2 tablespoons nut butter

2 tablespoons cacao powder

12 medjool dates, pitted

pinch Himalayan salt

For the caramel:

12 soft medjool dates, pitted

6 tablespoons almond butter

½ cup water

2 tablespoons maple syrup

1 tablespoon coconut oil

For the topping:

½ cup vegan chocolate chips

To make the almond base, place the almonds in a food processor and pulse until crumbly. Add the rest of the base ingredients and process until combined and sticky. Line a cake tin with baking paper. Cut into the corners of the baking paper by cutting a square into each corner at the tin’s base. Evenly press the almond base into the tin.

Add all the caramel ingredients to the food processor and process until smooth and creamy. Spread the caramel over the almond base. Scatter the chocolate chips randomly over the caramel and set in the freezer for 3-4 hours. Cut into squares to serve or store in an airtight container for up to 2 weeks. Enjoy!



My ideal dessert must look appealing, be healthy and easily made ahead of time. These coconut and berry tarts tick all the boxes. The coconut filling is a silky white pannacotta, and delicately sweetened. The colourful berries are more than a garnish to decorate, some claim they’re some of the healthiest fruits to eat! The crust, made with almonds, coconut and raspberries, is a perfect pale companion to the pannacotta. If you own a food processor, the crumb is easily made. The pannacotta requires a few minutes of whisking, yet I find solace standing by a stove whisking and dreaming, don’t you?


If you’re not a fan of tarts, make the coconut pannacotta alone, pour the mixture into six small glasses, set in the fridge and serve with a few berries.


Health benefits:

·       Coconut helps prevent obesity by speeding up the metabolism, providing an immediate source of energy with fewer calories than other fats.

·       Improves heart health by providing healthy fatty acids that are essential to good health.

·       Coconut is high in dietary fibre rivaling other fiber sources like psyllium, wheat bran, oat bran and rice bran.

·       Coconut improves digestion and symptoms of inflammatory conditions linked to digestive and bowel disorders.

·       Coconut gives a quick energy boost that provides a super nutritious source of extra energy. The body uses coconut to produce energy, instead of storing it as body fat.

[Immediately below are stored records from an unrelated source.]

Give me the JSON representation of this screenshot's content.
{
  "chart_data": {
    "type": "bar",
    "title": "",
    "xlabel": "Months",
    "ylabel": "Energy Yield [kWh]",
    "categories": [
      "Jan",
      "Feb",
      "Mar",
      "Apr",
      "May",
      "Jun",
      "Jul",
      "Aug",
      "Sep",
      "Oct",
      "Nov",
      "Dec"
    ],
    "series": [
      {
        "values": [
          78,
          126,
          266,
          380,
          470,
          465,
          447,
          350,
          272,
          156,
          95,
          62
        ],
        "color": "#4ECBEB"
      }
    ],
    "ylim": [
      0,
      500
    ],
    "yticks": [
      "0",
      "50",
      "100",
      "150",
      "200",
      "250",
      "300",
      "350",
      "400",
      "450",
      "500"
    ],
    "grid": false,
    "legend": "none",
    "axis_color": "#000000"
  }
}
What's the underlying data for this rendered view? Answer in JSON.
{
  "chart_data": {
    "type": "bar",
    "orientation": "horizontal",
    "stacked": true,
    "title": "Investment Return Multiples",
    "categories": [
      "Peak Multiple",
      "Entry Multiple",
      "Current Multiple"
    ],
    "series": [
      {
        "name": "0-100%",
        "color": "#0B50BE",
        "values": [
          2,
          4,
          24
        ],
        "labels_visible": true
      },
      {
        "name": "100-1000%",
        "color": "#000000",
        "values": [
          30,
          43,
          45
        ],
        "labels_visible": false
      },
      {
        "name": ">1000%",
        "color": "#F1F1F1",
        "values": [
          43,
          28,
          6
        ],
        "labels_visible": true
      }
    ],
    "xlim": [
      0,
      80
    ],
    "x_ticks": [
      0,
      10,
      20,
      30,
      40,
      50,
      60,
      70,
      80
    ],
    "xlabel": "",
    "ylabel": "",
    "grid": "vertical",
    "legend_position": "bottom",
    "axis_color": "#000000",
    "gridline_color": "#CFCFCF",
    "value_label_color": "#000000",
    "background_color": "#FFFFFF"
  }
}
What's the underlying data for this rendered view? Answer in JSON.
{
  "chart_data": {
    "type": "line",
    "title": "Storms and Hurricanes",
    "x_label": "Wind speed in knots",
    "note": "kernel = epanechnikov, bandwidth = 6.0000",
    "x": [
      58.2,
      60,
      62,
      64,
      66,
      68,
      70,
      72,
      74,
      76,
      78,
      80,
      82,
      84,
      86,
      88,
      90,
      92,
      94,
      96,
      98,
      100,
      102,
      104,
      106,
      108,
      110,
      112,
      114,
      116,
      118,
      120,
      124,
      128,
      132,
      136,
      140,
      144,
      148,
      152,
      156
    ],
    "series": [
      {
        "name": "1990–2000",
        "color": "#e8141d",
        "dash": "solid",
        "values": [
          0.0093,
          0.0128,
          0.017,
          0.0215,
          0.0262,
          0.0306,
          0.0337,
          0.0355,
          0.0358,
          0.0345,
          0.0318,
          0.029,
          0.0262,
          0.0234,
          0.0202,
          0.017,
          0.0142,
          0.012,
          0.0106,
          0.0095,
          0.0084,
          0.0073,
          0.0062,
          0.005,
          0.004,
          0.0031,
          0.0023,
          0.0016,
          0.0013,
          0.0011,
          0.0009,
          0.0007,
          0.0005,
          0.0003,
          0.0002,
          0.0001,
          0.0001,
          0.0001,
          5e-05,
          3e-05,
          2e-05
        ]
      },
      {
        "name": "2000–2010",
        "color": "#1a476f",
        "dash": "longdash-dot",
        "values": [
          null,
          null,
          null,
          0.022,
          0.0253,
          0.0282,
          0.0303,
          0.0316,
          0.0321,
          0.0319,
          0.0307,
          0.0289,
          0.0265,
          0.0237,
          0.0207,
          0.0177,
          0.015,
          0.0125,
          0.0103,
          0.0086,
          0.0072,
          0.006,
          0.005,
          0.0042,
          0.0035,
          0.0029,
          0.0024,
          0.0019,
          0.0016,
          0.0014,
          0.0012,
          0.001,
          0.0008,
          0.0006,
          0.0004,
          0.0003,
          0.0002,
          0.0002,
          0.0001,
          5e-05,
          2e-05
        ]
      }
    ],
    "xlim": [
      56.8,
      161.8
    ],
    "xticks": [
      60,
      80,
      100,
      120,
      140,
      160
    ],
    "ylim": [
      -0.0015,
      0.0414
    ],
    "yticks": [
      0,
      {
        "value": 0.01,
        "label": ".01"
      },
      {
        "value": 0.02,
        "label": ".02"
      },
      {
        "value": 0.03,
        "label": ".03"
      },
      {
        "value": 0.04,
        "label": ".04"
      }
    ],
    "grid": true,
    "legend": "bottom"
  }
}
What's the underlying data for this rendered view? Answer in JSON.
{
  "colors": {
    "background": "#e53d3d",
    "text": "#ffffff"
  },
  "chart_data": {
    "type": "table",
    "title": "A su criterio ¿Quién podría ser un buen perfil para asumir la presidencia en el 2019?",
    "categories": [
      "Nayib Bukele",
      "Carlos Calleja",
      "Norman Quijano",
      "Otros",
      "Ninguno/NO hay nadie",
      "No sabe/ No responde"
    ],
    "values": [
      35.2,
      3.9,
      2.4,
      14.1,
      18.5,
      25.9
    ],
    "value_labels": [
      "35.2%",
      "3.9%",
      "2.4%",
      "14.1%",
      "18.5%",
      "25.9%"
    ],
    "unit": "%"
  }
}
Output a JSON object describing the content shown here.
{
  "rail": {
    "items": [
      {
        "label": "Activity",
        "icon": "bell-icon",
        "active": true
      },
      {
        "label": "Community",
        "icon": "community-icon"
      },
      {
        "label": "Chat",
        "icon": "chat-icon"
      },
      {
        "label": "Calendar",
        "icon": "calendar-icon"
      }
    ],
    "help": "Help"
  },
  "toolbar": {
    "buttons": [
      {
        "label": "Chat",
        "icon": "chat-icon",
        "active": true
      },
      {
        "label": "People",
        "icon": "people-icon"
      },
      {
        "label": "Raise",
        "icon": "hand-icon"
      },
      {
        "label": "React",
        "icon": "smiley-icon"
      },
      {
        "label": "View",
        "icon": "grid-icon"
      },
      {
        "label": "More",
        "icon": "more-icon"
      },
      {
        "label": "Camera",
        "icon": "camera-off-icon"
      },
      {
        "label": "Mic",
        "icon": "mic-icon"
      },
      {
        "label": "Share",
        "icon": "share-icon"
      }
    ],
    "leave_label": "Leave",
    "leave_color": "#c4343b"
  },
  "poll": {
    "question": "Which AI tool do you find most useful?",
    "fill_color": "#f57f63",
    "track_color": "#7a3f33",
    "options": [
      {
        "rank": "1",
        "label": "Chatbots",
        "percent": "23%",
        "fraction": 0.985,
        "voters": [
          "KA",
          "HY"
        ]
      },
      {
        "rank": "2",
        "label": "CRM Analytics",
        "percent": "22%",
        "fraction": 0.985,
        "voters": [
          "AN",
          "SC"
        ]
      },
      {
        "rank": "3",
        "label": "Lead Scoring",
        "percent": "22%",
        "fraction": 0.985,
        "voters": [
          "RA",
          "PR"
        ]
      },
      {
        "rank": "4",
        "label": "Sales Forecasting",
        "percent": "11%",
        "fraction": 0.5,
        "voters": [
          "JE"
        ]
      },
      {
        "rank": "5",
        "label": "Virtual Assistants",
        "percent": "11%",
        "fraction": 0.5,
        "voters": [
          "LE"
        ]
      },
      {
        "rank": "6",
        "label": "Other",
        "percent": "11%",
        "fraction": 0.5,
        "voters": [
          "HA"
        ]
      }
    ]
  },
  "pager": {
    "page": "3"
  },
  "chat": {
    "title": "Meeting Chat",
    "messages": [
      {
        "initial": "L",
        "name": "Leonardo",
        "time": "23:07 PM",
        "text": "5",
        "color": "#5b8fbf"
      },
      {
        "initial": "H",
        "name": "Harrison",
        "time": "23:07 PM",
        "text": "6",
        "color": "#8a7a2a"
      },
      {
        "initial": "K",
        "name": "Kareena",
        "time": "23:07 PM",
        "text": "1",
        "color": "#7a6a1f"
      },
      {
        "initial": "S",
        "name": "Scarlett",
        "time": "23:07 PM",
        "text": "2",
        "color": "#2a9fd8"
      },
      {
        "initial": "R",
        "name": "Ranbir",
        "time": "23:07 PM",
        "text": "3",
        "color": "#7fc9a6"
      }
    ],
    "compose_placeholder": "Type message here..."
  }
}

·       Coconut contains NO trans-fats, is gluten free, non-toxic, hypoallergenic, and contains antibacterial, antiviral, antifungal and anti-parasitic healing properties.



Makes six 12cm (5 inch) mini tarts



For the crust:

2 cups almonds

12 medjool dates, pitted

2 tablespoons nut butter

pinch Himalayan salt

For the filling:

1½ cans coconut milk

1/4 cup maple syrup, to taste

1-1½ teaspoons agar agar powder

For decoration:

Assorted berries – strawberries, raspberries, blueberries, currants 

Add all base ingredients into a food processor and process for a few seconds until crumbly. Grease six mini tart pans with coconut oil, press the mixture into the base and sides of the pans. Place filling ingredients into a saucepan, whisk to combine and bring to boil on a medium heat. Turn to simmer and cook for 2-3 minutes whisking constantly. Pour ½ cup of filling in each tart pan, chill to set in the fridge for 1-2 hours. To serve, gently remove tart from the pan, place on a plate and decorate with berries.